What Each Step Validates¶

Step	Validates	Currently
1. Create Agent	Identity + onboarding pipeline	✅ Works
2. Assign Role	Ontology role templates → Standing Orders composition	🔧 Ontology schema exists, not wired at onboarding
3. Assign Skills	Role template → skill commissioning from config (not hardcoded Python)	🔧 Commissioning works, but templates are Python dict, not YAML
4. Skill → Intent	Skill maps to intent, intent bus routes correctly	✅ Works (executable skills dispatch in handle_intent)
5. Tool Access	ToolContext permission check + tool invocation	❌ AD-423a/b/c not built
6. Audit Trail	Exercise recorded, trust updated, episode stored	🔧 Partial (episode + trust work, skill exercise not wired)

Gap: Role Templates Must Come From Config¶

Currently ROLE_SKILL_TEMPLATES is a Python dict in skill_framework.py — hardcoded for 7 agent types (security_officer, engineering_officer, etc.). For this scenario to work with dynamic roles like "social_media_marketer", role templates must be loaded from config/ontology/skills.yaml at commission time. The Python dict becomes the default fallback for built-in agent types; custom roles are defined in YAML.

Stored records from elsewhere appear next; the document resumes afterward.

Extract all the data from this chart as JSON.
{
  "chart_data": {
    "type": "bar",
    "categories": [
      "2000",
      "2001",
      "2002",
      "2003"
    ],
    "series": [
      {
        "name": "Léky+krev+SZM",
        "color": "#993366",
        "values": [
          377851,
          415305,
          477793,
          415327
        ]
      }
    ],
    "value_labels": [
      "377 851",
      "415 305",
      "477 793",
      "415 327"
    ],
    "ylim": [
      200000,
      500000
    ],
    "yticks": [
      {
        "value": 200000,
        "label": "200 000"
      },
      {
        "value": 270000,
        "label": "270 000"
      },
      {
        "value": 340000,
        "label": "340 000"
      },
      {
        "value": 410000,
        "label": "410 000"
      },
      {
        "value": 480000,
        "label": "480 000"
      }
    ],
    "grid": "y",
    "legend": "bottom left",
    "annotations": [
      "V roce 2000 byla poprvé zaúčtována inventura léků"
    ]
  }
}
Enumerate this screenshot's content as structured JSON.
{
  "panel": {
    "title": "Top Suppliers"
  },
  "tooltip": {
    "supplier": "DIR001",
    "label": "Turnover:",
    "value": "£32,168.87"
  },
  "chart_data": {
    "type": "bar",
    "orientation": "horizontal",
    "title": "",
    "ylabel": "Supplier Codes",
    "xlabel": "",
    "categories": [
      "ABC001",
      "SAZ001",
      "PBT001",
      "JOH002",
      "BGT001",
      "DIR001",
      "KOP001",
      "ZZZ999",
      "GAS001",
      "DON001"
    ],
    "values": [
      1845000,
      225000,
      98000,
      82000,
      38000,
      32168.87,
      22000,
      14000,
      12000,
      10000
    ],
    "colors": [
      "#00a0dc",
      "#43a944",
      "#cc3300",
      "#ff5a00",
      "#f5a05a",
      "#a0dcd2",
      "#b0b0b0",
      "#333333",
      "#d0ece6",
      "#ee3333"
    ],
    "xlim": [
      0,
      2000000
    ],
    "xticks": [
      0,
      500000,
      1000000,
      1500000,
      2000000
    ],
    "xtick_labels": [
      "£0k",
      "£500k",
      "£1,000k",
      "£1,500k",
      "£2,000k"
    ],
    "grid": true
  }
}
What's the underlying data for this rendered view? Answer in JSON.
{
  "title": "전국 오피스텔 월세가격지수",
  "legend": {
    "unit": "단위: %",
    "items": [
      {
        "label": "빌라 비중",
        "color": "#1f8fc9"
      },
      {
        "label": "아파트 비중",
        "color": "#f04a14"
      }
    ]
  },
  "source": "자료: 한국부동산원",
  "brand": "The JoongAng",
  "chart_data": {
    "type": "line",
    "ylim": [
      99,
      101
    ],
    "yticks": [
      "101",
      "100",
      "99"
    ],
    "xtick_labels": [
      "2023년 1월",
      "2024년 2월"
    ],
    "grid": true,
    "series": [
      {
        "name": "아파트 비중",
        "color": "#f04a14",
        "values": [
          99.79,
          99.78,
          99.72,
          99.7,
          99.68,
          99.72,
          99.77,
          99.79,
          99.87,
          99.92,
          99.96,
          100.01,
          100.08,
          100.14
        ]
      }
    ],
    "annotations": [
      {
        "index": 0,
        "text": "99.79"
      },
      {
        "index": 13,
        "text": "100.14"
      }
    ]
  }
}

This is critical for Nooplex commercial use cases where customers define their own agent roles. A consulting firm needs "data_analyst", "project_manager", "client_liaison" — roles that don't exist in the OSS built-in types.

Success Criteria¶

The validation scenario passes when:

A new agent with type social_media_marketer can be created with no code changes (config only)
The agent receives skills from a YAML role template, not hardcoded Python
The agent can handle a create_linkedin_post intent
The intent execution invokes a LinkedIn tool through ToolContext with permission checks
The skill exercise is recorded, trust is updated, and the episode is stored
The full chain is queryable via Crew Manifest (/api/ontology/crew-manifest): agent → role → skills → tools → recent activity

Nooplex Commercial Extension¶

This scenario is the foundation for Nooplex's "crew-for-hire" model:

Customer defines role → YAML role template (skills, tools, standing orders)
Nooplex assigns agent → DID-portable agent, Clean Room memory policy
Agent works → uses customer's tools (LinkedIn, Salesforce, HubSpot via MCP)
ACM tracks → billable hours, skill utilization, tool costs
ASA schedules → work items, capacity planning, auto-escalation

The OSS capability architecture makes all of this possible. The commercial layer adds billing, scheduling, and multi-tenant management.